I don't think there's a problem - but I might be wrong:
One way I think it would work is the following: a sticky signal is not the
cancellation flag - it's a helper construct to implement the flag in user-space in
a race-free way.
Say you have RT signal-32 as the cancellation signal, and it's a sticky signal.
When pthread_cancel() wants to cancel another thread, it first (atomically) sets
the desired cancel state of the target thread. If that state signals that the
thread is cancellable right now, and that we initiated its cancellation, then we
send signal-32. I.e. the signal only ever gets sent if the thread is in a
cancellable state.
libc internal functions and the pthread_setcancelstate() API can temporarily
change the cancel state of a thread to non-cancellable - but pthread_cancel()
observes those state transitions.
The 'sticky' nature of signal-32 will make a difference in the following race
condition, if the cancellation flag is checked before a system call by the C
library, and signal-32 arrives before the system call is executed. In that case
the 'sticky' nature of the signal makes sure that all subsequent system calls
return immediately.
The sticky signal is only ever sent when the thread is in cancellable state - and
if the target thread notices the cancellation request before the signal arrives,
it first waits for its arrival before executing any new system calls (as part of
the teardown, etc.).
So the C library never has to do complex work with a sticky signal pending.

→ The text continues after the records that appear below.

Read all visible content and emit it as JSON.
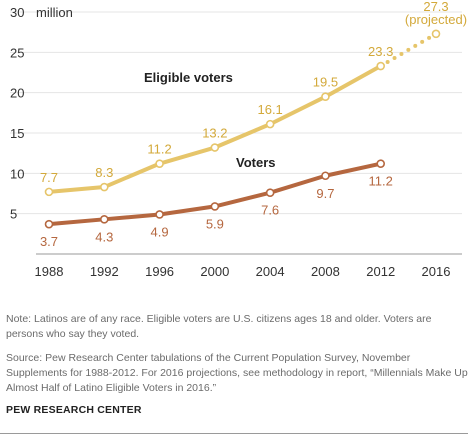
{
  "chart_data": {
    "type": "line",
    "x": [
      1988,
      1992,
      1996,
      2000,
      2004,
      2008,
      2012,
      2016
    ],
    "x_tick_labels": [
      "1988",
      "1992",
      "1996",
      "2000",
      "2004",
      "2008",
      "2012",
      "2016"
    ],
    "y_ticks": [
      5,
      10,
      15,
      20,
      25,
      30
    ],
    "y_tick_labels": [
      "5",
      "10",
      "15",
      "20",
      "25",
      "30"
    ],
    "y_unit": "million",
    "ylim": [
      0,
      30
    ],
    "grid": true,
    "series": [
      {
        "name": "Eligible voters",
        "color": "#e6c56a",
        "label_color": "#d3a93a",
        "x": [
          1988,
          1992,
          1996,
          2000,
          2004,
          2008,
          2012
        ],
        "values": [
          7.7,
          8.3,
          11.2,
          13.2,
          16.1,
          19.5,
          23.3
        ],
        "labels": [
          "7.7",
          "8.3",
          "11.2",
          "13.2",
          "16.1",
          "19.5",
          "23.3"
        ],
        "projection": {
          "x": 2016,
          "value": 27.3,
          "label": "27.3",
          "note": "(projected)"
        }
      },
      {
        "name": "Voters",
        "color": "#b5673f",
        "label_color": "#b5673f",
        "x": [
          1988,
          1992,
          1996,
          2000,
          2004,
          2008,
          2012
        ],
        "values": [
          3.7,
          4.3,
          4.9,
          5.9,
          7.6,
          9.7,
          11.2
        ],
        "labels": [
          "3.7",
          "4.3",
          "4.9",
          "5.9",
          "7.6",
          "9.7",
          "11.2"
        ]
      }
    ]
  },
  "notes": {
    "note": "Note: Latinos are of any race. Eligible voters are U.S. citizens ages 18 and older. Voters are persons who say they voted.",
    "source": "Source: Pew Research Center tabulations of the Current Population Survey, November Supplements for 1988-2012. For 2016 projections, see methodology in report, “Millennials Make Up Almost Half of Latino Eligible Voters in 2016.”"
  },
  "org": "PEW RESEARCH CENTER"
}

Does that make more sense to you?
> From my standpoint the simplest and cleanest solution is for vdso to provide a
> predicate function that takes a ucontext_t and returns true/false for whether it
> represents a state prior to entering (or reentering, for restart state) the vdso
> syscall. If vdso exports this symbol libc can use vdso syscall with
> cancellation. If not, it can just fallback to straight inline syscall like now.

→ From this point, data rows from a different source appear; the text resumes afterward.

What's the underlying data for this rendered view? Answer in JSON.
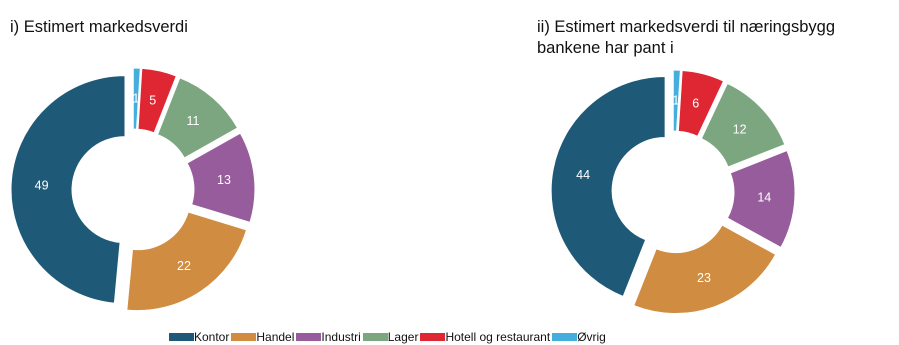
{
  "colors": {
    "Kontor": "#1e5a78",
    "Handel": "#d08c41",
    "Industri": "#975c9b",
    "Lager": "#7ba67f",
    "Hotell og restaurant": "#de2733",
    "Øvrig": "#45aedd"
  },
  "legend": [
    "Kontor",
    "Handel",
    "Industri",
    "Lager",
    "Hotell og restaurant",
    "Øvrig"
  ],
  "chart_data": [
    {
      "type": "pie",
      "style": "donut",
      "title": "i) Estimert markedsverdi",
      "categories": [
        "Øvrig",
        "Hotell og restaurant",
        "Lager",
        "Industri",
        "Handel",
        "Kontor"
      ],
      "values": [
        1,
        5,
        11,
        13,
        22,
        49
      ],
      "legend_position": "bottom"
    },
    {
      "type": "pie",
      "style": "donut",
      "title": "ii) Estimert markedsverdi til næringsbygg bankene har pant i",
      "categories": [
        "Øvrig",
        "Hotell og restaurant",
        "Lager",
        "Industri",
        "Handel",
        "Kontor"
      ],
      "values": [
        1,
        6,
        12,
        14,
        23,
        44
      ],
      "legend_position": "bottom"
    }
  ]
}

Offering such a flag pushes unreasonable conceptual overhead into the vDSO proper
in the long run: right now it might be easy to implement because the code paths
are relatively simple and we can generate the flag passively via RIP checking -
but if the vDSO grows more complex interfaces in the future, we'd essentially have
to track our entry/exit state dynamically which sucks ...
I think the real solution is to push all such overhead to the cancellation API
side: it can track its state, and it can use sticky signals to make sure blocking
system calls return immediately once a cancellation is in progress.